Frau Ministerin Sommer, ich habe Sie richtig verstanden, dass wir kurzfristig eine schriftliche Antwort bekommen – das hatten Sie mir zugesagt – zu der Frage, wie ich das ausrechnen kann.

Meine konkrete Frage bezieht sich auf den Wortbeitrag des Kollegen Linssen. Er ist inzwischen weggelaufen, weil er ahnte, dass ich nachfragen will.

(Heiterkeit von SPD und GRÜNEN – Lachen von der CDU)

Darum frage ich jetzt Sie: Teilen Sie die Auffassung von Finanzminister Linssen, wonach der Haushalt 2008 besser in Pressemitteilungen veröffentlicht wird als in einem ordentlichen Gesetzgebungsverfahren hier im Parlament?

(Beifall von SPD und GRÜNEN)

Ich glaube, Herr Linssen ist, was die Finanzen anbelangt, in jeder Weise ein souveräner Mann.

(Beifall von der CDU)

Er hat keine Sorgen wegen Ihrer nächsten Frage gehabt. Ich weiß genau, dass Herr Linssen Derartiges nicht gesagt hat, dass er nicht gesagt hat: Ich gebe den Haushalt demnächst über Pressemitteilungen bekannt. – Ich habe eben den Begründungszusammenhang dargelegt, warum es eine Pressemitteilung gegeben hat. Das muss ich an dieser Stelle nicht wiederholen.

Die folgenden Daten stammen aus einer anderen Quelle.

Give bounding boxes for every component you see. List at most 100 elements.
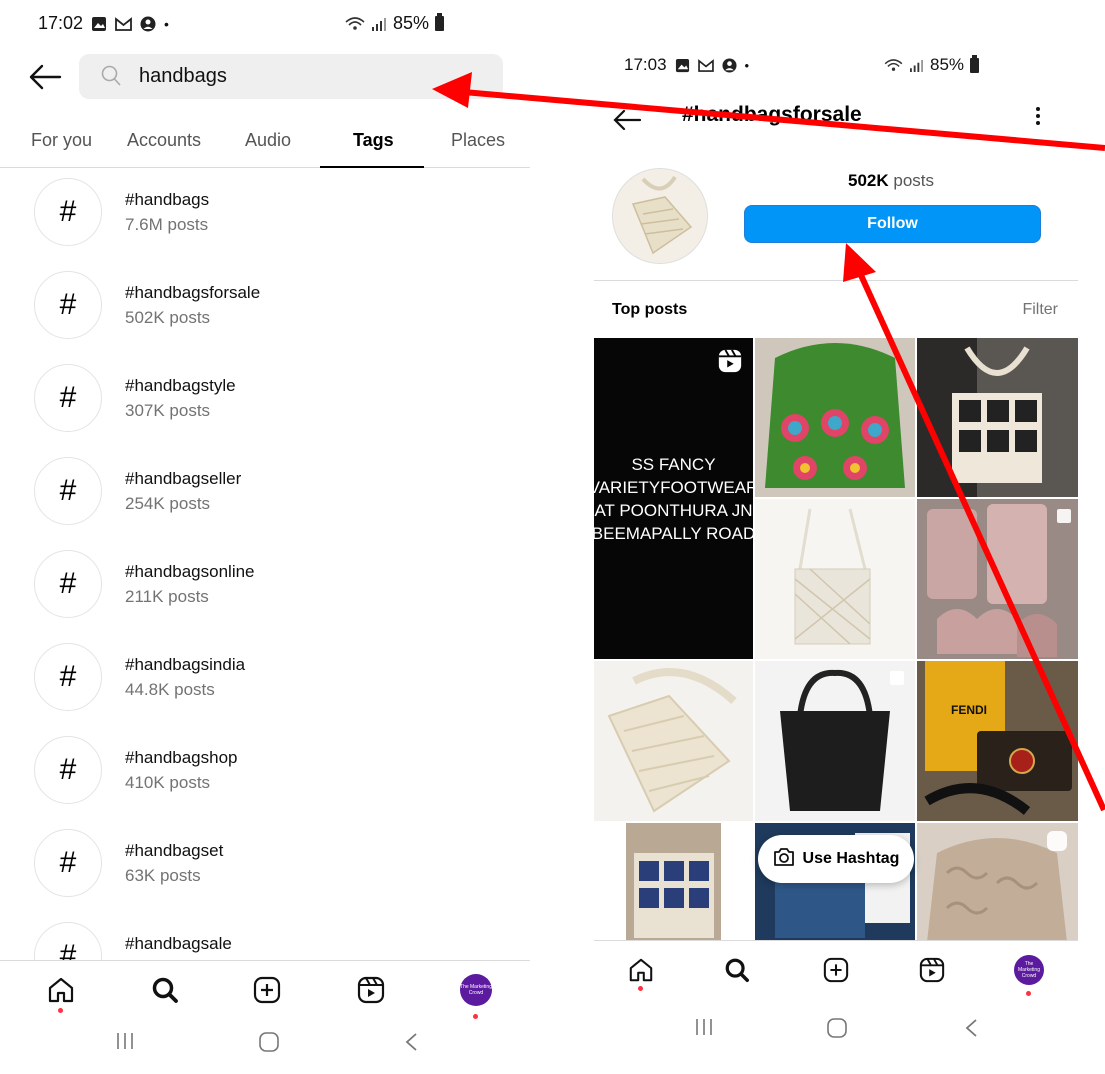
back-system-icon[interactable] [964, 1018, 978, 1043]
recent-apps-icon[interactable] [115, 1032, 135, 1055]
post-reel-text[interactable]: SS FANCY VARIETYFOOTWEAR AT POONTHURA JN… [594, 338, 753, 659]
post-crochet-bag-blue[interactable] [594, 823, 753, 942]
gallery-notification-icon [675, 58, 690, 73]
left-phone-screen: 17:02 • 85% handbags For you Accounts Au… [0, 0, 530, 1074]
page-title: #handbagsforsale [682, 103, 862, 126]
hashtag-icon: # [34, 178, 102, 246]
tag-count: 410K posts [125, 773, 211, 792]
tag-count: 502K posts [125, 308, 211, 327]
posts-count-line: 502K posts [848, 171, 934, 191]
tag-count: 7.6M posts [125, 215, 209, 234]
post-black-leather-tote[interactable] [755, 661, 915, 821]
account-notification-icon [722, 57, 737, 73]
tag-result-handbagsindia[interactable]: # #handbagsindia 44.8K posts [34, 643, 504, 713]
post-pink-luggage-set[interactable] [917, 499, 1078, 659]
reel-caption: SS FANCY VARIETYFOOTWEAR AT POONTHURA JN… [594, 453, 753, 545]
battery-percent: 85% [930, 55, 965, 74]
tag-name: #handbagsonline [125, 562, 255, 581]
post-cream-macrame-bag[interactable] [594, 661, 753, 821]
search-input[interactable]: handbags [79, 54, 503, 99]
use-hashtag-button[interactable]: Use Hashtag [758, 835, 914, 883]
reels-icon[interactable] [915, 953, 949, 987]
bottom-nav: The Marketing Crowd [594, 940, 1078, 996]
profile-avatar[interactable]: The Marketing Crowd [459, 973, 493, 1007]
battery-percent: 85% [393, 13, 430, 33]
home-system-icon[interactable] [258, 1032, 280, 1057]
reels-icon[interactable] [354, 973, 388, 1007]
tag-name: #handbagset [125, 841, 224, 860]
hashtag-icon: # [34, 643, 102, 711]
hashtag-icon: # [34, 457, 102, 525]
recent-apps-icon[interactable] [694, 1018, 714, 1041]
home-notification-dot [58, 1008, 63, 1013]
tag-count: 44.8K posts [125, 680, 215, 699]
reel-line: VARIETYFOOTWEAR [594, 478, 753, 497]
tab-places[interactable]: Places [451, 130, 505, 151]
avatar: The Marketing Crowd [1014, 955, 1044, 985]
post-knit-bag-reel[interactable] [917, 823, 1078, 942]
status-time: 17:02 [38, 13, 84, 33]
fendi-label: FENDI [951, 703, 987, 717]
tag-count: 307K posts [125, 401, 211, 420]
tab-audio[interactable]: Audio [245, 130, 291, 151]
home-system-icon[interactable] [826, 1018, 848, 1043]
gallery-notification-icon [91, 16, 107, 32]
tag-result-handbagstyle[interactable]: # #handbagstyle 307K posts [34, 364, 504, 434]
hashtag-icon: # [34, 364, 102, 432]
hashtag-icon: # [34, 271, 102, 339]
reel-line: AT POONTHURA JN [594, 501, 753, 520]
search-icon [101, 65, 121, 92]
tag-name: #handbagstyle [125, 376, 236, 395]
hashtag-icon: # [34, 922, 102, 960]
post-granny-square-tote[interactable] [917, 338, 1078, 497]
home-icon[interactable] [624, 953, 658, 987]
create-post-icon[interactable] [819, 953, 853, 987]
tag-result-handbagsale[interactable]: # #handbagsale [34, 922, 504, 960]
search-query: handbags [139, 65, 227, 87]
back-arrow-icon[interactable] [28, 62, 62, 92]
signal-icon [909, 59, 924, 72]
search-nav-icon[interactable] [148, 973, 182, 1007]
profile-avatar[interactable]: The Marketing Crowd [1012, 953, 1046, 987]
reel-line: SS FANCY [631, 455, 716, 474]
divider [594, 280, 1078, 281]
post-white-beaded-bag[interactable] [755, 499, 915, 659]
tab-accounts[interactable]: Accounts [127, 130, 201, 151]
tag-result-handbagseller[interactable]: # #handbagseller 254K posts [34, 457, 504, 527]
search-nav-icon[interactable] [720, 953, 754, 987]
wifi-icon [884, 58, 903, 72]
status-bar: 17:02 • 85% [0, 0, 530, 44]
tag-name: #handbagshop [125, 748, 238, 767]
more-notifications-dot: • [744, 57, 750, 73]
system-nav-bar [594, 1000, 1078, 1060]
more-notifications-dot: • [164, 15, 169, 32]
tag-result-handbagsonline[interactable]: # #handbagsonline 211K posts [34, 550, 504, 620]
tag-result-handbags[interactable]: # #handbags 7.6M posts [34, 178, 504, 248]
top-posts-heading: Top posts [612, 301, 688, 318]
tab-tags[interactable]: Tags [353, 130, 394, 151]
active-tab-indicator [320, 166, 424, 168]
filter-button[interactable]: Filter [1022, 301, 1058, 319]
hashtag-icon: # [34, 550, 102, 618]
tag-name: #handbagsforsale [125, 283, 261, 302]
tag-result-handbagshop[interactable]: # #handbagshop 410K posts [34, 736, 504, 806]
back-arrow-icon[interactable] [612, 108, 642, 137]
more-options-icon[interactable] [1028, 104, 1048, 128]
create-post-icon[interactable] [250, 973, 284, 1007]
back-system-icon[interactable] [404, 1032, 418, 1057]
post-green-crochet-bag[interactable] [755, 338, 915, 497]
tag-name: #handbagseller [125, 469, 242, 488]
battery-icon [970, 54, 980, 73]
use-hashtag-label: Use Hashtag [802, 850, 900, 867]
post-fendi-bag[interactable]: FENDI [917, 661, 1078, 821]
home-icon[interactable] [44, 973, 78, 1007]
tab-for-you[interactable]: For you [31, 130, 92, 151]
tag-count: 254K posts [125, 494, 211, 513]
tag-result-handbagsforsale[interactable]: # #handbagsforsale 502K posts [34, 271, 504, 341]
hashtag-header: #handbagsforsale [594, 98, 1078, 138]
system-nav-bar [0, 1014, 530, 1074]
status-time: 17:03 [624, 55, 667, 74]
follow-button[interactable]: Follow [744, 205, 1041, 243]
tag-result-handbagset[interactable]: # #handbagset 63K posts [34, 829, 504, 899]
reel-badge-icon [717, 348, 743, 379]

Frau Kollegin Steffens, bitte.

Frau Ministerin, ich finde es schon unglaublich, dass Sie meine Frage hier nicht beantwortet, sondern darauf verwiesen haben, dass ich das Ihrer Pressemitteilung, die keine Drucksachennummer hat, die kein offizielles Dokument des Parlamentes ist, entnehmen soll. Ich bitte Sie, meine Frage, die ich als Abgeordnete an Sie als Ministerin gestellt habe, zu beantworten, statt auf Pressemitteilungen zu verweisen, die weiß Gott nicht Parlamentsbestandteil sind. Das ist Ihre Pressearbeit, aber nicht unsere Parlamentsinformation.

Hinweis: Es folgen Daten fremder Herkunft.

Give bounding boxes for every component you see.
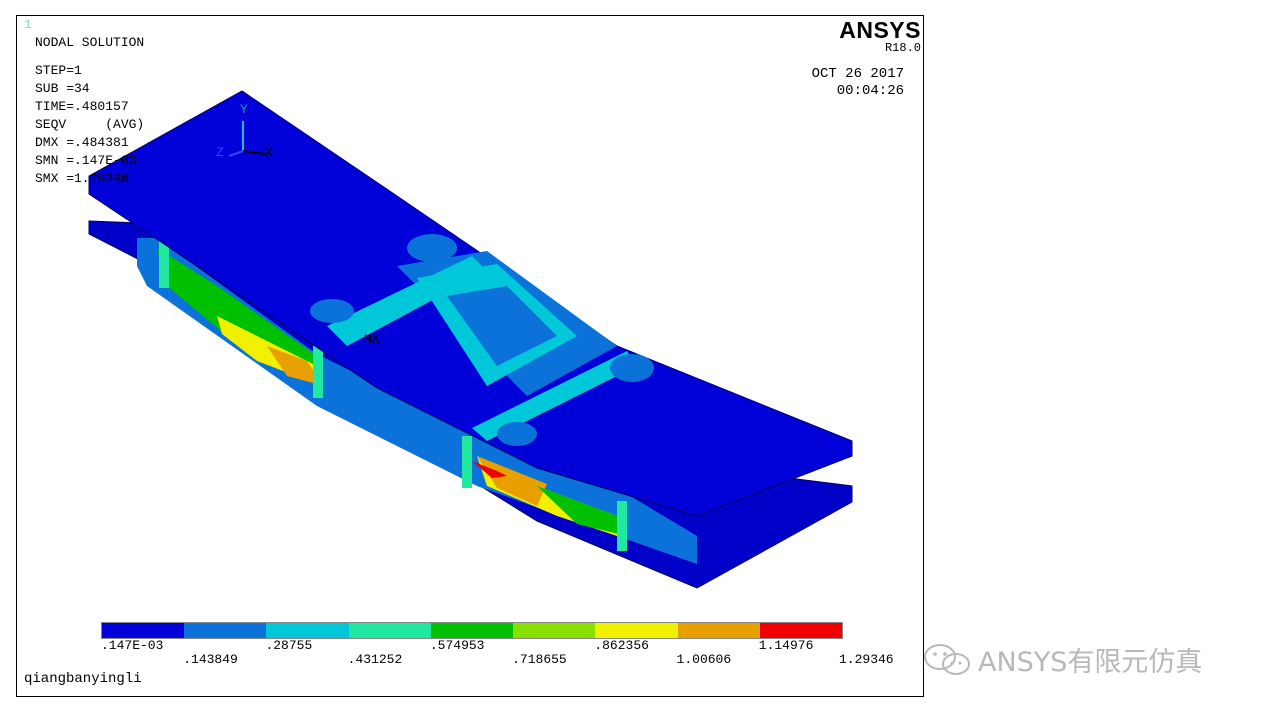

(Beifall von GRÜNEN und SPD)

Frau Kollegin Steffens, ich darf Sie bitten, eine Frage zu stellen.

Die Frage ist, ob sie meine Frage vor diesem Hintergrund beantworten kann.

Wären Sie dann bitte so nett, diese Frage noch einmal konkret zu fassen? Ich fürchte, es wird auf das Gleiche hinauslaufen, was ich Ihnen eben schon sagte. Aber bitte, ich kann das gerne wiederholen.

Herr Kollege Eiskirch.

(Hannelore Kraft [SPD]: Sie muss doch noch die Frage stellen! – Weitere Zurufe)

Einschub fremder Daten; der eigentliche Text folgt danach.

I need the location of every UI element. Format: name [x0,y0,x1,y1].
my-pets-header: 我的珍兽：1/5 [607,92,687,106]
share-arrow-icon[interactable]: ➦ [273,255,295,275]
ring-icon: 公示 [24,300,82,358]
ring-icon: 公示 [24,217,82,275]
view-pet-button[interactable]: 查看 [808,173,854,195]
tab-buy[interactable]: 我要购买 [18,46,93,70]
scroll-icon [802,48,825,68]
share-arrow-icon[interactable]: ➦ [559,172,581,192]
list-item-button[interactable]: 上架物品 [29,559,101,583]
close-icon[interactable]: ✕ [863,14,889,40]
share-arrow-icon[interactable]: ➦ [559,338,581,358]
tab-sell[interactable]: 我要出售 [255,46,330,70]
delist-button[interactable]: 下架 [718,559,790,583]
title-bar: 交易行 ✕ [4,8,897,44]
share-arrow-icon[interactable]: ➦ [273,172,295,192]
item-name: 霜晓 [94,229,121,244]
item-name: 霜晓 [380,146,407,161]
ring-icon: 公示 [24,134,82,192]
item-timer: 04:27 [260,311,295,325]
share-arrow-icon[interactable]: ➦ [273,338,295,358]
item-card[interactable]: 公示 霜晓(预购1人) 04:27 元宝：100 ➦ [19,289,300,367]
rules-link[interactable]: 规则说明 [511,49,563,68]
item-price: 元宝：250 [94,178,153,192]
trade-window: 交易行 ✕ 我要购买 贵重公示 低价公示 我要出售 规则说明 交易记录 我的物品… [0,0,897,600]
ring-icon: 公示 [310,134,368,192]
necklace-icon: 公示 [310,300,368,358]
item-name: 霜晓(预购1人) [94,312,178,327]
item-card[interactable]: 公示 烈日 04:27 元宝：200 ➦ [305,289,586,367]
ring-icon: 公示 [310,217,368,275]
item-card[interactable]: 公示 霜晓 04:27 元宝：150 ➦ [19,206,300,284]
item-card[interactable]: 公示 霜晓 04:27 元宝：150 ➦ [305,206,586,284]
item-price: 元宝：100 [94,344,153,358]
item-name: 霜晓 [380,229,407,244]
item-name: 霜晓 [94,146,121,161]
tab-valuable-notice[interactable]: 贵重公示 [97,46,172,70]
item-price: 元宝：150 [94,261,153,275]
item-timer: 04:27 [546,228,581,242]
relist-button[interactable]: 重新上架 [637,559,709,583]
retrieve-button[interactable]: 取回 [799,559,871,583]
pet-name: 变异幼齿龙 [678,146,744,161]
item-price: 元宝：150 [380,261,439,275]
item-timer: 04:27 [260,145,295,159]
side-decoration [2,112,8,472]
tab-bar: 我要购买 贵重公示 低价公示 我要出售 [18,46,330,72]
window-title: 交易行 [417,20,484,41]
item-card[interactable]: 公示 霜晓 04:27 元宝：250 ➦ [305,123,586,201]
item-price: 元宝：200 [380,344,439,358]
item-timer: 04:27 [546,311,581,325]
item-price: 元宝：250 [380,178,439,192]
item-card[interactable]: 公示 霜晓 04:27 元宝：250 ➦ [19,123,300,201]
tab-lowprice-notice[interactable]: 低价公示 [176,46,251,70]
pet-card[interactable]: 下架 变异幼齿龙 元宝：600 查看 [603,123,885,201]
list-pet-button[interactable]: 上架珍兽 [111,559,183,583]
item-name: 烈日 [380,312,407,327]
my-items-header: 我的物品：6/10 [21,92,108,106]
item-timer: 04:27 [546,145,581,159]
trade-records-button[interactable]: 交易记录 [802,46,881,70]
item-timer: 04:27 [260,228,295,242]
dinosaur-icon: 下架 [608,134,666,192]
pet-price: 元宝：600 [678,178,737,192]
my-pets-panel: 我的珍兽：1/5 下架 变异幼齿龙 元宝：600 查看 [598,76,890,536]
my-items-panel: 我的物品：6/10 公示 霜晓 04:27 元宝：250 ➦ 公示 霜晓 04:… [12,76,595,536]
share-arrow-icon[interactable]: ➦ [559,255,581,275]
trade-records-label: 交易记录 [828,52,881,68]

Frau Ministerin, ich durfte nun in dieser …

(Fortgesetzt Zurufe)

Frau Steffens, bitte.

Frau Schäfer und ich haben eben wieder die Frage gestellt, wie man anhand des Schüler-Lehrer-Verhältnisses erkennen können soll, dass 120 Stellenkürzungen in dieser Schulleitungspauschale wegfallen. Sie sagen die ganze Zeit, anhand des Schüler-LehrerVerhältnisses könne man das sehen. Wie kann man das an diesem Verhältnis sehen? Das ist mir nicht klar. Ich habe es im Haushalt nicht gesehen.

Frau Ministerin.

Das ist völlig richtig. Das ist auch ein schwieriger Sachzusammenhang. Genau in diesem Zusammenhang – Sie haben ja gerade erklärt, mehrere Abgeordnete hätten danach gefragt – habe ich deutlich gesagt, dass ich in dieser Frage eine schriftliche Antwort gebe.